Moreover, as I discussed in these pages, Trump’s willingness to casually hint at outrageous demands of allies, such as suggesting that South Korea cough up $1 billion for a missile defense system, further adds to perception that the U.S. president is a chaotic agent who is not beholden to any grand design or conception of solidarity between states.

Mattis’ task in Singapore was challenged first by the U.S. decision to pull out of the Paris agreement on climate, which occurred on the eve of the Shangri-La Dialogue. Now, Trump has bookended an already uneasy weekend of reassurance-provision by Mattis and Tillerson in Asia with another chaotic decision.

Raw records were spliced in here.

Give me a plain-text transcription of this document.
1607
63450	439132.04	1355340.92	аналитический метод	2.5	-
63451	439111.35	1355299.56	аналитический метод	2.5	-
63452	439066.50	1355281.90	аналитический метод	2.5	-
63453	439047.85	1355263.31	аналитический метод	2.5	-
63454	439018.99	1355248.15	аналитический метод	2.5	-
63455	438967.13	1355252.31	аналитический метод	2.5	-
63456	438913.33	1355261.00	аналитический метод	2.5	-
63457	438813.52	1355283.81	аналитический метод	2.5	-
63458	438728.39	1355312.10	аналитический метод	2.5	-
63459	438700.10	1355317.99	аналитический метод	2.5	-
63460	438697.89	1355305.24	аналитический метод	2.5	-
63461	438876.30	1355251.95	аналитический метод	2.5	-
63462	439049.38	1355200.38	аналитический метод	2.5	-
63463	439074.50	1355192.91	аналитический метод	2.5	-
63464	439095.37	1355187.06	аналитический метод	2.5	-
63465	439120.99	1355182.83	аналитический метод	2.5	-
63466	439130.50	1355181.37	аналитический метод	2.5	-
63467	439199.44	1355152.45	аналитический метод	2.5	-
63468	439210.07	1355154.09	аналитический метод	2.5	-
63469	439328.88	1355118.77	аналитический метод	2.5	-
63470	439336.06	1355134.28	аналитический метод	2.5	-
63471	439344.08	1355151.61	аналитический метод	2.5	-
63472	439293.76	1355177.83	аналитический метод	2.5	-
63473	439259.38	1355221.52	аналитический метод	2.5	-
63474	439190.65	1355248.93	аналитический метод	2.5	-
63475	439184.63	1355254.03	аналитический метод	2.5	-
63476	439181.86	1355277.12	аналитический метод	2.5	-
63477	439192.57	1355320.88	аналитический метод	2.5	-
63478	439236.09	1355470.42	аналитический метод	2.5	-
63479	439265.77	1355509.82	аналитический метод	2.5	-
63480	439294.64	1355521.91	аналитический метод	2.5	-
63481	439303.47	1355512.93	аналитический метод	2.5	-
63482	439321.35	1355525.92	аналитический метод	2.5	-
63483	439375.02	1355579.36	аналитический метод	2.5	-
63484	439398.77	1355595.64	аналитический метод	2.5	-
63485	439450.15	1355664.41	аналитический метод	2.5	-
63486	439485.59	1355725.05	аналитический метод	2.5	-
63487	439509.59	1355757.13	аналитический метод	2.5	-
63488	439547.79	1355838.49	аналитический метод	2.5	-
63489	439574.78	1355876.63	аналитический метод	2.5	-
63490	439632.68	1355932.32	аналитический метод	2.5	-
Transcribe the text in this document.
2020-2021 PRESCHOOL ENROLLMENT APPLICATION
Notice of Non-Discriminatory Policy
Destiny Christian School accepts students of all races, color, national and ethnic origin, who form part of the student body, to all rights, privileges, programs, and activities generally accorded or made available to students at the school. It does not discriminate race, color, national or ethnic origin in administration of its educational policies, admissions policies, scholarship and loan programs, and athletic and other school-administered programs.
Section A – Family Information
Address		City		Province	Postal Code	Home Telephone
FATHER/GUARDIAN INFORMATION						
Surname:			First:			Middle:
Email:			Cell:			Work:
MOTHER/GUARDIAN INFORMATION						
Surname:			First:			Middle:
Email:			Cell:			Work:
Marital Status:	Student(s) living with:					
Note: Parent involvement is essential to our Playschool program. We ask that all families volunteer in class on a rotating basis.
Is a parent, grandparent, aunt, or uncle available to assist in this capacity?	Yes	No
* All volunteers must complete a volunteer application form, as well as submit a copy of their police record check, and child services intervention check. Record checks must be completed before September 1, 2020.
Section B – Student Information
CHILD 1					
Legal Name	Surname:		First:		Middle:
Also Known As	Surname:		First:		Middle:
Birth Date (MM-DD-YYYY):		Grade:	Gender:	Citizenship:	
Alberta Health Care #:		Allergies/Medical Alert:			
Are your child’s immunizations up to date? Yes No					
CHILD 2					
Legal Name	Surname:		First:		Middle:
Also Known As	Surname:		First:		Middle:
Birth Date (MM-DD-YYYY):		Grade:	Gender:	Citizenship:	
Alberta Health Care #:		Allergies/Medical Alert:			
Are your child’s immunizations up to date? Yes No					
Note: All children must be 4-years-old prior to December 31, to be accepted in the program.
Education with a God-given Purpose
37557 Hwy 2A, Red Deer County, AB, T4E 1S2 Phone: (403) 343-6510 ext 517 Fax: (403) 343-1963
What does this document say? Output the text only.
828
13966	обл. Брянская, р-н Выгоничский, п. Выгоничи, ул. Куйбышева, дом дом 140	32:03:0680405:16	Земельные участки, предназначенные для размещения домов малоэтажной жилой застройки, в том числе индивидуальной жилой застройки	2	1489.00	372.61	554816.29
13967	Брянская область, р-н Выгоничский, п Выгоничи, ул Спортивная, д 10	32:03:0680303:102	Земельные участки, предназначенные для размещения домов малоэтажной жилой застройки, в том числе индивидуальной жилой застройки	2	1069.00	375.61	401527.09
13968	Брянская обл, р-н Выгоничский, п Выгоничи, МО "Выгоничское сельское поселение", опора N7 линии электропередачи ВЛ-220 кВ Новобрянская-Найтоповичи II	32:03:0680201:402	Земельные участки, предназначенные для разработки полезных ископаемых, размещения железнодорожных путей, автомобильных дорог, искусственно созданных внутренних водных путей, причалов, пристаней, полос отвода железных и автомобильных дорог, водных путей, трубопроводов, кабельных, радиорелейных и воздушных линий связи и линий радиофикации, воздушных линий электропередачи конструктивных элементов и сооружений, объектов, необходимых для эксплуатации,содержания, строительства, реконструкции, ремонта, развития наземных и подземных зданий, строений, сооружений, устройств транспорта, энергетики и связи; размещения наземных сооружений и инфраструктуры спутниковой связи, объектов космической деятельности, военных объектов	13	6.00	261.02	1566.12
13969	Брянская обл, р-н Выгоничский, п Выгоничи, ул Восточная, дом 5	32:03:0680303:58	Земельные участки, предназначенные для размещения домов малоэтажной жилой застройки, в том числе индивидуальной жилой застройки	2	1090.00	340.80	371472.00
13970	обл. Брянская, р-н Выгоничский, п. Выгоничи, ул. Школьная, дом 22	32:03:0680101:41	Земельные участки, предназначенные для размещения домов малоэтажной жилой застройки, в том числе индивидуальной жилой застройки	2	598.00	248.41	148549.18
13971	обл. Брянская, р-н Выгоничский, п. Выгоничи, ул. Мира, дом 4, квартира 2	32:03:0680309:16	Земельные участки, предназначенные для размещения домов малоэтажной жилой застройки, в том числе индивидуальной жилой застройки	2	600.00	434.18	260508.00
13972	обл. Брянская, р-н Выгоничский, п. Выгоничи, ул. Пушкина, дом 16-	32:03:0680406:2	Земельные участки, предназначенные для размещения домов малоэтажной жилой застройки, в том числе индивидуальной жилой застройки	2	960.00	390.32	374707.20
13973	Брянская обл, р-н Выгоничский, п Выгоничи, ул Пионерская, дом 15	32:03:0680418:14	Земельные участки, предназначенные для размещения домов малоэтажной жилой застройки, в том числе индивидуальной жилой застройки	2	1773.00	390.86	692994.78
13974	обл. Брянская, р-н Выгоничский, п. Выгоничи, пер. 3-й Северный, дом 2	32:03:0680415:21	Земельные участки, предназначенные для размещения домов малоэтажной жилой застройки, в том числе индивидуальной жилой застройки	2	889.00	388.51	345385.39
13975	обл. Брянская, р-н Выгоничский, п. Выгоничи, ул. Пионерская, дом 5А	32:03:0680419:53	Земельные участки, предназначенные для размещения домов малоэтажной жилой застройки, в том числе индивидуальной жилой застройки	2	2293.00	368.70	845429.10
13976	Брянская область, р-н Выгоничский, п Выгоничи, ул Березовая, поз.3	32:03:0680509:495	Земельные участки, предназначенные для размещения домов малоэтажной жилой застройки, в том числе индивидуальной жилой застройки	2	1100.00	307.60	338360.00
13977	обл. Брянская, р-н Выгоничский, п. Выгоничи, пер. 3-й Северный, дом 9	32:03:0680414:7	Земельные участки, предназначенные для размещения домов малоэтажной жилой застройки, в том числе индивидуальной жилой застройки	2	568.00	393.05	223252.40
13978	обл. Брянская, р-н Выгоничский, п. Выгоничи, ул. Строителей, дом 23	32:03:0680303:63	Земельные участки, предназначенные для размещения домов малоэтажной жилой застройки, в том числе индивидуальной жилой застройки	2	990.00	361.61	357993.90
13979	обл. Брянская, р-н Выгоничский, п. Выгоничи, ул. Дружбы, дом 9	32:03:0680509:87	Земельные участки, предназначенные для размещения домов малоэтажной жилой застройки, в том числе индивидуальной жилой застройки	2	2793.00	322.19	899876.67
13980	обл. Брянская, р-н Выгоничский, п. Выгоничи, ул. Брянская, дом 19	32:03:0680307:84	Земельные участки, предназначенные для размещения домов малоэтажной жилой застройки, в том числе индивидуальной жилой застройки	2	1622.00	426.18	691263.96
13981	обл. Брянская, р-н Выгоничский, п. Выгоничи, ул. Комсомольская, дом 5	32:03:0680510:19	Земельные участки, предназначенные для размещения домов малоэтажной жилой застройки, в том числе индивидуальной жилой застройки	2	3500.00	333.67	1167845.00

Finally, it’s worth emphasizing that the problem with these decisions from Trump is the manner in which they are made. Yes, there are reasonable and evidence-based cases for why Qatar may be a troublesome U.S. ally, why NATO’s other member states should increase their defense spending, and why South Korea may be reasonably asked to shoulder some of the burden for missile defense.

The problem with Trump’s decisions in each of these cases is that they may well have been made with a Magic 8-Ball. Despite what other agents of this government say across the world, the president does as he pleases.

While that may be his right as the apex of the U.S. government’s executive branch, the message it sends across the world is disturbing: The United States is a chaotic variable in world affairs and no longer a reassuring constant.